Development of methods for antibody computational design
Dunbrack, Roland L.   
Research Institute of Fox Chase Cancer Center, Philadelphia, PA, United States

Antibodies are of major interest in the development of anti-cancer therapeutics and as reagents for detection of specific molecules in many areas of biology. While antibodies can be produced by immunization of animals or by phage and yeast display, many epitopes of great importance because of their clinical or biological effects resist current methods of antibody development. We have developed a computational method for antibody design in the Rosetta program based on structural bioinformatics studies we have previously published.
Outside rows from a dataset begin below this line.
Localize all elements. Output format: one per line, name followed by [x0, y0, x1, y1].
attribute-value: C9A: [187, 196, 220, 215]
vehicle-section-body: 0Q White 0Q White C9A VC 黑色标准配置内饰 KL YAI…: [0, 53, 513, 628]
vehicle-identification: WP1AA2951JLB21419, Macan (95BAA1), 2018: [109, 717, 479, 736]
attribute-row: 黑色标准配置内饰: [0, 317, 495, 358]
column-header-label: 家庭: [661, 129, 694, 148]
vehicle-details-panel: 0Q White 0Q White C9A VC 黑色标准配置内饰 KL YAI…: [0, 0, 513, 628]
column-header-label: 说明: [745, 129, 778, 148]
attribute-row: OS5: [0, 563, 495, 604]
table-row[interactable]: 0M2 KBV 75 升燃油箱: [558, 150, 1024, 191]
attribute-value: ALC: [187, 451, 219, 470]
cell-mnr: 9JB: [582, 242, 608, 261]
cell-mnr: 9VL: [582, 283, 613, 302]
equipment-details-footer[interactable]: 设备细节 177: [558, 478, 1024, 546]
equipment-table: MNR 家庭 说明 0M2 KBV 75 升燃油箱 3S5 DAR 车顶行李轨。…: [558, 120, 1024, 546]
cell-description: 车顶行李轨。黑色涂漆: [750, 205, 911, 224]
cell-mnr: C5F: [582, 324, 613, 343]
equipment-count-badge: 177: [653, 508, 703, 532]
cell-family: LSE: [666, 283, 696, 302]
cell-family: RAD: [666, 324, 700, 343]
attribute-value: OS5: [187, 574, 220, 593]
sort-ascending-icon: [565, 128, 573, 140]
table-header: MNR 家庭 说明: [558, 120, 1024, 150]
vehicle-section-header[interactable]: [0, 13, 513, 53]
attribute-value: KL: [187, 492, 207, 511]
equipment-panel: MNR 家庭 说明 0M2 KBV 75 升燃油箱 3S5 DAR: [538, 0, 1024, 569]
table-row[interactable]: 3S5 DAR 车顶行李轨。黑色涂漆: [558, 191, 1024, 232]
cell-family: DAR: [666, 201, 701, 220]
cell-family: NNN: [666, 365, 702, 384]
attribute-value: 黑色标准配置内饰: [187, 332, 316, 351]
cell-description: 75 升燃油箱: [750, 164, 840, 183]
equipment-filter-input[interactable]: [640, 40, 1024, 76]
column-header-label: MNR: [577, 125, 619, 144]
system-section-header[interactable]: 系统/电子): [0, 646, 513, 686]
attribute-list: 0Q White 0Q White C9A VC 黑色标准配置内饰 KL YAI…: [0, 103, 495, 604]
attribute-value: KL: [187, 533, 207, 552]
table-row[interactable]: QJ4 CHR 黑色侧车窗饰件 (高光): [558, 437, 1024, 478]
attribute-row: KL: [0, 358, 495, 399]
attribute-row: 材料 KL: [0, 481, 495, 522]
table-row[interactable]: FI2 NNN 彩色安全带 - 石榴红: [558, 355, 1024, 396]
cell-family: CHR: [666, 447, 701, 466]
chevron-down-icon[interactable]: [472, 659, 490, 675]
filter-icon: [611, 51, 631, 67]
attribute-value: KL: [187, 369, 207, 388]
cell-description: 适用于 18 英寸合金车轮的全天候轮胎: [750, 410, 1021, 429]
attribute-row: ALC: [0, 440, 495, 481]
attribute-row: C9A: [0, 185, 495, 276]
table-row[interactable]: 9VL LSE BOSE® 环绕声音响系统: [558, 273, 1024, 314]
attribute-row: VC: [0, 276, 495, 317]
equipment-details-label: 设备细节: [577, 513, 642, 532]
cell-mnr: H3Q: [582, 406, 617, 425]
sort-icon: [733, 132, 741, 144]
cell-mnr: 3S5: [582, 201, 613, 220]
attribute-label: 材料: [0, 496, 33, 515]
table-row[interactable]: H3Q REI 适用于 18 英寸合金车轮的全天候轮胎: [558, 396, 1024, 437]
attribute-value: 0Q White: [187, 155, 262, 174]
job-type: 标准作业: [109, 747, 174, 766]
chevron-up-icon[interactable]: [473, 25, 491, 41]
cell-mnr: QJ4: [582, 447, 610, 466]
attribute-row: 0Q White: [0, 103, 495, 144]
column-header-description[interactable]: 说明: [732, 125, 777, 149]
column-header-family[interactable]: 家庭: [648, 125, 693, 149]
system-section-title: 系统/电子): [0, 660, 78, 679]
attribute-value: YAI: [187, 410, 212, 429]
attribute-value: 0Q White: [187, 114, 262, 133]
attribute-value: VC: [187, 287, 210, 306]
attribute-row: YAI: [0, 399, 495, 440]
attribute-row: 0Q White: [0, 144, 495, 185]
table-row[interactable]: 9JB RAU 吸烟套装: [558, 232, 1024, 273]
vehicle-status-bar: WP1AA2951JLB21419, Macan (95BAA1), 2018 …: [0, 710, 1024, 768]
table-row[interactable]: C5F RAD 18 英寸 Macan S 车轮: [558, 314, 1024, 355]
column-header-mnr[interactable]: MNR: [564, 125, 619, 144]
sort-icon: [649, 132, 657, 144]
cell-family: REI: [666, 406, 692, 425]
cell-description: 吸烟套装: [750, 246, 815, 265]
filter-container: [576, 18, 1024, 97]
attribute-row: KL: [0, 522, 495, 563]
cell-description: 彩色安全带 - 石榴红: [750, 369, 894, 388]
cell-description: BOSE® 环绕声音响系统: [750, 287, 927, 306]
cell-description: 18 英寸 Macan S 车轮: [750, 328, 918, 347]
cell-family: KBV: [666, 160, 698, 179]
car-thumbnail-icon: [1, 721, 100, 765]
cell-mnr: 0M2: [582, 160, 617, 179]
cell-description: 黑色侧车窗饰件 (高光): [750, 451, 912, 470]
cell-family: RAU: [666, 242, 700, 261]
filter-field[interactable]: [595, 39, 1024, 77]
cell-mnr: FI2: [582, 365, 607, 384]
In this proposal, we describe three aims: 1) to significantly extend structural bioinformatics studies of antibodies, highlighting detailed sequence-structure relationships, the effects of germline origin on the framework and CDR structures, and an effort to rebuild and refine poorly determine X-ray crystallographic structures of antibodies in the PDB; 2) to perform computational benchmarking to optimize sampling and scoring functions for antibody design using two novel metrics and suitable measures of statistical significance; 3) to test our antibody design methods in the laboratory on several carefully chosen targets. As they mature, these methods are likely to make significant impact on the field of antibody engineering.

Public Health Relevance

Antibodies are immune system proteins that the body uses to fight off infections and to control aberrant cancer cells. Many antibodies are in development as therapeutics for cancer and other diseases. We are developing and testing a computational method for designing antibodies that holds promise for producing new therapeutics and molecules for scientific research.